Dia mulai jarang salat, keluar malam, dan rata-rata teman bergaulnya anak-anak
nakal. Dia telah jauh dari ajaran agama.”, jawab tante sambil menangis
terseduh-seduh.
“Sabar tante, aku yakin dengan doa dari kita
semua pasti kita akan diberi jalan yang terbaik dan mata hati Muhammad akan
dibukakan oleh Allah, makasih tante atas informasinya. Aku akan bantu doa dan
berusaha menasihati Muhammad. Assalamalaikum” Ucapku pada tante.
“Waalaikum salam, makasih nak.”
Saat
itu aku turut prihatin terhadap apa yang terjadi pada diri Muhammad. Aku
menangis. “Tuhan, bukakanlah pintu hati
Muhammad agar kembali ke jalan-Mu. Dan bantulah hamba-Mu ini mengingatkan
Muhammad. Amin”,ucapku dalam tangis.
Setiap
hari aku selalu menelpon Muhammad untuk memberinya nasihat. Aku selalu berusaha
menyadarkan dirinya. Namun dia masih belum bisa menerima apa yang menimpanya.
Ia masih selalu ingat akan sosok ayahnya yang sangat ia sayangi. Dia malah
membentakku. Aku memangis dan saat itu aku bertekad tidak akan menghubunginya
lagi, walau sebenarnya di hati masih sangat sayang dan tak bisa jauh darinya.
Aku mencintai seseorang yang cintanya besar kepada Allah. Dan aku yakin Tuhan
akan memberikan jalan yang terbaik bagi hamba-Nya yang senantiasa taat dan
patuh pada-Nya.
Aku
menjalani hidupku tanpa ada lagi nama Muhammad. Namun ku juga selalu
mendoakannya agar dia cepat berubah. Di kampus ada sosok pria yang mirip
Muhammad. Pria itu mengingatkan ku akan sosok Muhammad yang dulu ku cinta.
Perilakunya juga persis sama dengan Muhammad. Dia pun juga selalu
memperhatikanku. Perasaan yang dulu muncul lagi. “Tuhan, ampuni hamba-Mu”, ucapku dalam hati. Walau begitu, tapi aku
tidak ingin membagi hati lagi kepada siapapun karena aku masih mengharapkan
Muhammad.
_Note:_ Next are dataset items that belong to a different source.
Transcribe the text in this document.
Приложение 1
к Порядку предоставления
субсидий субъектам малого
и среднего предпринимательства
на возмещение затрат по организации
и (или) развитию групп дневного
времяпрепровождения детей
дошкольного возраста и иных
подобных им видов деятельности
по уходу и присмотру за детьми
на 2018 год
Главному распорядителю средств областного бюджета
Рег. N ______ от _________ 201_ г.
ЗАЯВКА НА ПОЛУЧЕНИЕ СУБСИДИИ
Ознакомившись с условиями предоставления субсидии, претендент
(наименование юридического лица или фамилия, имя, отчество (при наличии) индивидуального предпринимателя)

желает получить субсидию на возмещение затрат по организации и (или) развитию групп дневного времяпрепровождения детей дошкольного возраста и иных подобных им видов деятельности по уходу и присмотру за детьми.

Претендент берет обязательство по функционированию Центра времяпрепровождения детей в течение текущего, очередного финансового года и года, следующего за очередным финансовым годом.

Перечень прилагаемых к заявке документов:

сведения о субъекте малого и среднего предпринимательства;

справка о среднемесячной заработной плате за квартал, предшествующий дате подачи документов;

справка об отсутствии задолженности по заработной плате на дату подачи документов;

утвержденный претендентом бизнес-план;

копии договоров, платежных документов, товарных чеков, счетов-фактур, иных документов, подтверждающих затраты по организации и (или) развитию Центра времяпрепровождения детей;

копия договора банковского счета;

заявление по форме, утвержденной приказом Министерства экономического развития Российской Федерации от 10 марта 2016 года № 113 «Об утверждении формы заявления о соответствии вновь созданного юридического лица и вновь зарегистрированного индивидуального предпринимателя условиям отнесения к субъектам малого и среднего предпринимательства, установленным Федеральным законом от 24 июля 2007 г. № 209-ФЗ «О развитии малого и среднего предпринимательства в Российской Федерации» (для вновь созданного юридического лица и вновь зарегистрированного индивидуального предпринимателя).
Dan aku yakin Tuhan pasti mendengar doa hamba-Nya.
Aku pun
selesai kuliah dengan gelas Master. Orang tua dan kakakku bangga padaku. “Tuhan, terima kasih atas nikmat yang telah
Kau berikan padaku dan keluargaku”, ucapku dalam hati seraya sujud syukur.
Aku pun kembali ke kampung halaman. Di perjalanan ku berdoa semoga sesampaiku
di sana keadaan telah jadi lebih baik dari yang dulu. Sekitar 5 jam perjalanan,
aku pun sampai. Sungguh perubahan yang begitu drastis. Dulu tempat tinggalku
hanyalah kampung biasa, kini menjadi kota besar.
Tak
lama kemudian, mungkin sekitar 3 minggu. Ku lihat sosok pria sedang berdiri di
hadapanku. Dan pria itu sangat mirip dengan Muhammad. Ku lihat dia memakai baju
berwarna hitam dan di tangannya ada sebatang rokok. Aku pun kaget dan air
mataku pun menetes.”Tuhan, apakah dia
Muhammad. Ku harap bukan”, ucapku dalam hati. Tiba-tiba pria itu pun juga
menangis dan tak sengaja dia menjatuhkan rokok yang dipegangnya itu.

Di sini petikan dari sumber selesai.